Homilia na Solenidade do Corpo e Sangue de Cristo A 2020
1. Foram onze os domingos em que celebrámos a Eucaristia, sem a participação presencial da maior parte dos membros do povo de Deus. Vivemos uma emergência sanitária que nos impediu (e em muitos casos ainda impede) de fazer a experiência da comunhão sacramental do Corpo e do Sangue de Cristo, no Pão santo e no Vinho novo da Eucaristia. É verdade que bispos e presbíteros continuaram a celebrar, não de forma privada e muito menos para si mesmos. De alguma forma, uma vez que todos formamos um só Corpo, aqueles que presidem à Eucaristia celebraram pelo povo e o povo de Deus tornara-se presente neles e por meio deles, uma vez que também eles são membros deste povo.
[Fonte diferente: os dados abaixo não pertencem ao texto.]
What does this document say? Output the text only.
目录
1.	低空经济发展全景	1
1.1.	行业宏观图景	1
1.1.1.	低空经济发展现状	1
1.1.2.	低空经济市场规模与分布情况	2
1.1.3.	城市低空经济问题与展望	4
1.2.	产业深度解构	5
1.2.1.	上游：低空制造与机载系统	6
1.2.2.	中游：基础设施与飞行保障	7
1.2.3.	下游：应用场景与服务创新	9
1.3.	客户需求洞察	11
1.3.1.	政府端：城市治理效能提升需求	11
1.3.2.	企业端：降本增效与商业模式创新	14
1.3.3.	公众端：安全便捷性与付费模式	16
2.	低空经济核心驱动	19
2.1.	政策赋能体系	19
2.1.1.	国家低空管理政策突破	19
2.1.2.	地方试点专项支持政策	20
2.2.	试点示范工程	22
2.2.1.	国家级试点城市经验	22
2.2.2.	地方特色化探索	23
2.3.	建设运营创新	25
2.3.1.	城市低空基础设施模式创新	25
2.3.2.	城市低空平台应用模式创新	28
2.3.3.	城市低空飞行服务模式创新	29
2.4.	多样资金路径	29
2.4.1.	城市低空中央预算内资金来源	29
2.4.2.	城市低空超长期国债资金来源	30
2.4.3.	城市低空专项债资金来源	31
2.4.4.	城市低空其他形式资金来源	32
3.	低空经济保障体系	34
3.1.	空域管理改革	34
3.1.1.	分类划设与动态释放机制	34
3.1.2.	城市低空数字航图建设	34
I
Entretanto, generalizaram-se e melhoraram-se as transmissões das celebrações, pelos meios de comunicação social e pelas redes sociais, que permitiram manter algum contacto, proximidade e familiaridade entre nós.
2.Agora, que retomamos lentamente a forma normal de participação presencial, perguntemo-nos: que aprendizagens, que riscos e desafios temos pela frente?
2.1. Que aprendizagens? Redescobrimos, a partir de nossa casa, as variadas formas da presença de Jesus, na Eucaristia: Ele está presente onde dois ou três se reúnem em Seu nome (na família unida, tal como na assembleia reunida). Ele faz-Se presente quando se proclama, escuta e partilha a Palavra de Deus (do alto do ambão da nossa igreja, tal como através de um dispositivo eletrónico em casa). Ele faz-Se presente na vida oferecida e sacrificada de cada um pelos outros (no altar da Eucaristia, tal como na trama da vida familiar e social). A abençoada mesa da refeição familiar pode tornar-se, à imagem da Última Ceia, um lugar eucarístico de reunião, de escuta, de partilha, de ação de graças. A Eucaristia, em que participamos, a partir de casa, ensinou-nos a fazer das nossas famílias “lugares de comunhão, cenáculos de oração, autênticas escolas de Evangelho e pequenas igrejas domésticas” (AL 325). Na impossibilidade de estarmos juntos e de comungarmos o Pão santo da Eucaristia, descobrimos que somos Igreja viva, Corpo de Cristo no mundo, muito para lá do edifício visível, onde nos reunimos habitualmente. Nós, embora sejamos muitos, formamos um só Corpo, na medida em que participamos do mesmo Pão: o Pão da Palavra e o Pão da Vida eterna na Eucaristia, o Pão da unidade (há um só Pão) e o Pão da fraternidade (formamos um só Corpo!), o Pão repartido da caridade. Só acolheremos bem o dom deste tesouro espiritual da Eucaristia, se vivermos esta comunhão com Cristo, na comunhão com os irmãos. Por isso, o desejo individualista de comungar é uma negação da própria Eucaristia. A privação da comunhão sacramental pôs travão à banalização da mesma e fez-nos descobrir o valor da comunhão espiritual e de outras formas de oração e de celebração da fé. Eis algumas lições da pandemia, para redescobrir a Eucaristia!
2.2. Que riscos e que desafios? O risco maior agora é o de normalizar o que é excecional; é o de domesticar ou de confinar a fé, contentando-se em acompanhar, de casa, a celebração teletransmitida. O risco é acomodar-se ao sofá, negar-se ao encontro vivo e pessoal com a comunidade, enganando a nossa fome e a nossa sede da Eucaristia com pastilhas eletrónicas. Este risco desafia-nos: é hora de regressar à comunidade, para não cairmos no risco de viralizar a Eucaristia, os sacramentos, o povo de Deus. A Igreja, os sacramentos, o povo de Deus não são virtuais; são concretos, reais, sensíveis, naturais, materiais, de carne e osso. Por isso, “uma familiaridade com Cristo sem comunidade, sem Pão, sem Igreja, sem Povo, sem Sacramentos, é perigosa. Pode-se tornar uma familiaridade só para mim, desligada do Povo de Deus” (Papa Francisco, Homilia, 17.04.2020).
3.Que este prolongado deserto sem o pão eucarístico não nos deixe esquecer as obras do Senhor nosso Deus, mas nos faça voltar à memória viva da Eucaristia; que a aridez destas longas semanas desperte em nós a fome d’Aquele que Se nos dá como verdadeira comida e verdadeira bebida, no Corpo e Sangue da Eucaristia!